Development of the polyclonal antibody in immunized mice were identified by slide agglutination test with the immunogen (LPS). The developed antibody was revealed by agglutinates (clumps) that resulted from cross linking between molecules of LPS (antigen) and the polyclonal antibody raised against EPEC k51 LPS in the serum. The Antibody were formed in the antiserum after first booster injection and thereafter. In order to investigate the relationship between the immunization time and the immune response in a successive generation of polyclonal antibody we performed test by slide agglutination with different initial conditions based up on collected serum at time interval successively. Whereas the outcome is the difference in the amount of antibodies produced for the primary and booster immunizations. More specifically, the maximum level of antibodies relative to the injection of antigens at time interval (i.e., the boost injection), that the second immune response is faster and stronger than the first while the third is more faster and stronger than the second. The primary-immune serum, first boosting injection serum and second boosting injection serum was checked for agglutination assay respectively. However, when a pre-immune serum was used in agglutinates analysis, no corresponding clear clumps was observed which suggest that the mice were not previously exposed to these bacteria. On the other hand agglutination test using the serum that collected from primary immunization shows a slight positive reaction due to pro-inflammatory of mice to EPECk51 LPS induce innate immune response (Fig 4).
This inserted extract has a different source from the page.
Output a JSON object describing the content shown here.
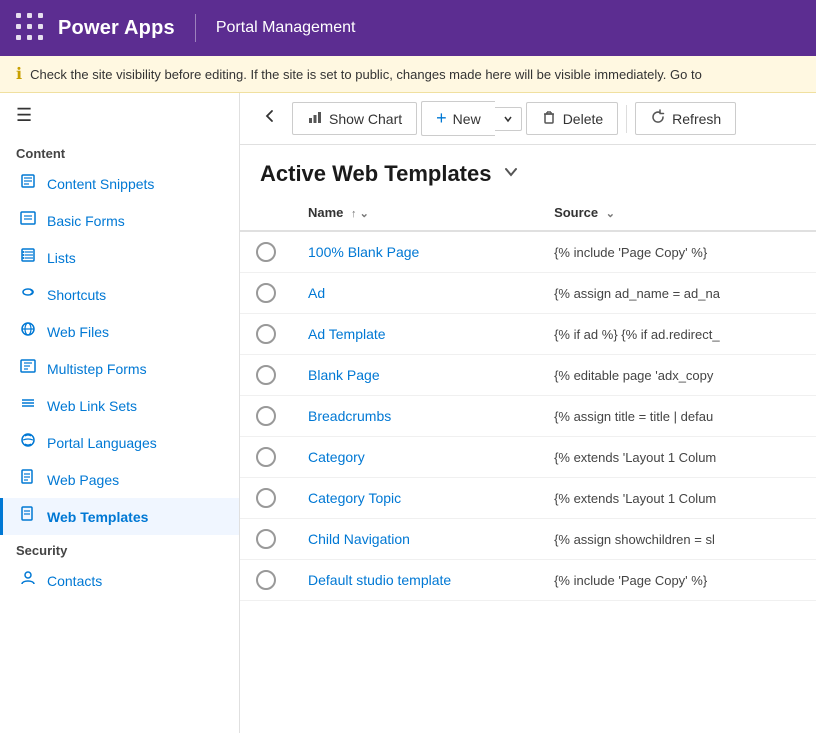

A: control serum with bacteria, B: primary-immunized serum with test sample, C: second boosting serum with sample test and D: tertiary boosting serum with test sample.
Determination of optimal antibody titer for developing immunodiagnostic assay
The polyclonal antibodies were produced in response to immunization with EPECk51 LPS as an immunogenic. Upon repeated immunizations, the antibodies produced were sampled approximately 10 days after each boost and primary immunization. After the third injection of the antigen, both serum were checked for the production of antibodies; thus, the second and third boosting showed strong and very strong agglutination. Following this, a series of tenfold dilution of the antibodies were carried out for the secondary and tertiary boosting to know variation in antibody concentrations between the two immunizations. Then the degree to which the antibody solution can be diluted and still produce detectable levels of agglutination were identified to be 10−3 and 10−5 for second and third boosting, respectively (Figs 5 and 6), showing that the level of antibody produced in serum after the tertiary immunization is much higher than that produced after the secondary immunization.
Slide agglutination assay using titers (tenfold dilution) of second boosting serum; from left to right: Negative control, 100, 10−1, 10−2 and 10−3. The titer of the antibody from the tertiary immunization was found to be 10−3.
The titer of the antibody from the tertiary immunization was found to be 10−5.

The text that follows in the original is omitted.